Procédure devant la cour :
Par une requête, enregistrée le 18 janvier 2022, sous le n° 22MA00224 au greffe de la cour administrative d'appel de Marseille, puis le 1er mars 2022 au greffe de la cour administrative d'appel de Toulouse sous le n° 22TL00224, et un mémoire enregistré le 16 janvier 2024, Mme C... B..., représentée par Me Manya, demande à la cour, dans le dernier état de ses écritures :
1°) d'annuler ce jugement du 18 novembre 2021 ;
2°) d'annuler l'arrêté du 26 février 2020 par lequel la directrice de l'établissement d'hébergement pour personnes âgées dépendantes " Baptiste Pams " a prononcé à son encontre une sanction de révocation à compter du 18 mars 2020 ;
3°) d'enjoindre à l'établissement d'hébergement pour personnes âgées dépendantes de la réintégrer dans ses fonctions à compter du 18 mars 2020 avec reconstitution de sa carrière dans un délai de deux mois à compter de l'arrêt à intervenir ;
4°) de condamner l'établissement d'hébergement pour personnes âgées dépendantes à lui verser une somme de 14 800 euros en réparation des préjudices subis du fait de l'illégalité de la révocation prononcée ;
5°) de mettre à la charge de l'établissement d'hébergement pour personnes âgées dépendantes la somme de 1 500 euros au titre de l'article L. 761-1 du code de justice administrative.
Elle soutient que :
- le jugement est entaché d'erreur manifeste d'appréciation quant à l'obtention déloyale des éléments de preuve dans le cadre de l'enquête administrative diligentée par l'établissement ;
- la décision de révocation est entachée d'illégalité en ce que l'administration a manqué à l'obligation de loyauté durant la réalisation de l'enquête administrative ;
- la matérialité des faits reprochés n'est pas établie alors qu'elle a produit de nombreuses attestations de collègues ou de résidents venant contredire l'enquête administrative ;
- la décision de révocation présente un caractère disproportionné ;
- elle est fondée à demander la réparation des préjudices subis du fait de l'illégalité de la décision ; la somme de 14 800 euros demandée est notamment justifiée par les méthodes employées par l'administration pour recueillir des éléments à charge à son encontre ;
- bien que non chiffrée, sa réclamation préalable était recevable.

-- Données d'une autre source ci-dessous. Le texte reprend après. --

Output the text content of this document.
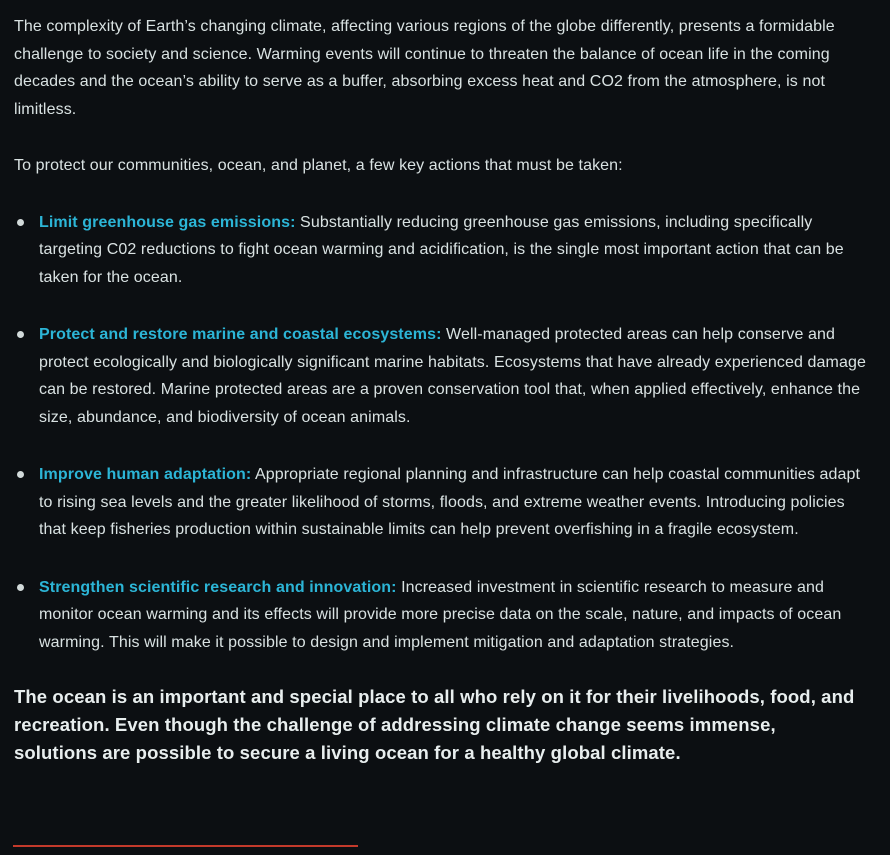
The complexity of Earth’s changing climate, affecting various regions of the globe differently, presents a formidable challenge to society and science. Warming events will continue to threaten the balance of ocean life in the coming decades and the ocean’s ability to serve as a buffer, absorbing excess heat and CO2 from the atmosphere, is not limitless.

To protect our communities, ocean, and planet, a few key actions that must be taken:

Limit greenhouse gas emissions: Substantially reducing greenhouse gas emissions, including specifically targeting C02 reductions to fight ocean warming and acidification, is the single most important action that can be taken for the ocean.
Protect and restore marine and coastal ecosystems: Well-managed protected areas can help conserve and protect ecologically and biologically significant marine habitats. Ecosystems that have already experienced damage can be restored. Marine protected areas are a proven conservation tool that, when applied effectively, enhance the size, abundance, and biodiversity of ocean animals.
Improve human adaptation: Appropriate regional planning and infrastructure can help coastal communities adapt to rising sea levels and the greater likelihood of storms, floods, and extreme weather events. Introducing policies that keep fisheries production within sustainable limits can help prevent overfishing in a fragile ecosystem.
Strengthen scientific research and innovation: Increased investment in scientific research to measure and monitor ocean warming and its effects will provide more precise data on the scale, nature, and impacts of ocean warming. This will make it possible to design and implement mitigation and adaptation strategies.

The ocean is an important and special place to all who rely on it for their livelihoods, food, and recreation. Even though the challenge of addressing climate change seems immense, solutions are possible to secure a living ocean for a healthy global climate.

Par des mémoires enregistrés les 21 novembre 2023, 11 et 23 janvier 2024, le dernier n'ayant pas été communiqué, l'établissement d'hébergement pour personnes âgées dépendantes " Baptiste Pams ", représenté par Me Pons-Serradeil, conclut au rejet de la requête et demande de mettre à la charge de Mme B... la somme de 3 000 euros en application de l'article L. 761-1 du code de justice administrative et de la condamner aux entiers dépens.
Il fait valoir que :
- à titre principal, les conclusions indemnitaires sont irrecevables, le quantum de la somme réclamée n'étant pas explicité et en tout état de cause en l'absence de demande préalable chiffrée ;
- à titre subsidiaire, les faits reprochés constituent de graves manquements à l'obligation de bienveillance, de dignité et de respect au regard d'agissements de maltraitance et malveillance à l'encontre de plusieurs agents et résidents.
Par ordonnance du 11 janvier 2024, la clôture d'instruction a été reportée au 26 janvier 2024.
Vu les autres pièces du dossier.
Vu :
- la loi n° 83-634 du 13 juillet 1983 ;
- la loi n° 86-33 du 9 janvier 1986 ;
- le décret n° 89-822 du 7 novembre 1989 ;
- le code de justice administrative.
Les parties ont été régulièrement averties du jour de l'audience.
Ont été entendus au cours de l'audience publique :
- le rapport de Mme Anne Blin, présidente-assesseure,
- les conclusions de Mme Michèle Torelli, rapporteure publique,
- et les observations de Me Manya, représentant Mme B..., et de Me Ruel substituant Me Pons-Serradeil, représentant l'établissement d'hébergement pour personnes âgées dépendantes " Baptiste Pams ".
Considérant ce qui suit:
1. Mme B..., qui exerçait des fonctions d'aide-soignante au sein de l'établissement d'hébergement pour personnes âgées dépendantes " Baptiste Pams " de Arles-sur-Tech (Pyrénées-Orientales) depuis le 1er février 2006, a été suspendue de ses fonctions par décision du 16 octobre 2019, à la suite de signalements d'actes de maltraitance commis sur des résidents. Par un arrêté du 26 février 2020, la directrice de l'établissement l'a révoquée de ses fonctions à compter du 18 mars 2020. Mme B... a formé un recours gracieux à l'encontre de cet arrêté et présenté une demande indemnitaire non chiffrée par lettre du 23 avril 2020, rejetée le 26 mai 2020. Mme B... a demandé au tribunal administratif de Montpellier d'annuler l'arrêté du 26 février 2020 et de condamner l'établissement d'hébergement pour personnes âgées dépendantes " Baptiste Pams " à lui verser une somme totale de 14 800 euros en réparation des préjudices qu'elle estimait avoir subis du fait de l'illégalité de sa révocation. Par un jugement rendu le 18 novembre 2021 dont Mme B... relève appel, le tribunal administratif de Montpellier a rejeté ses demandes.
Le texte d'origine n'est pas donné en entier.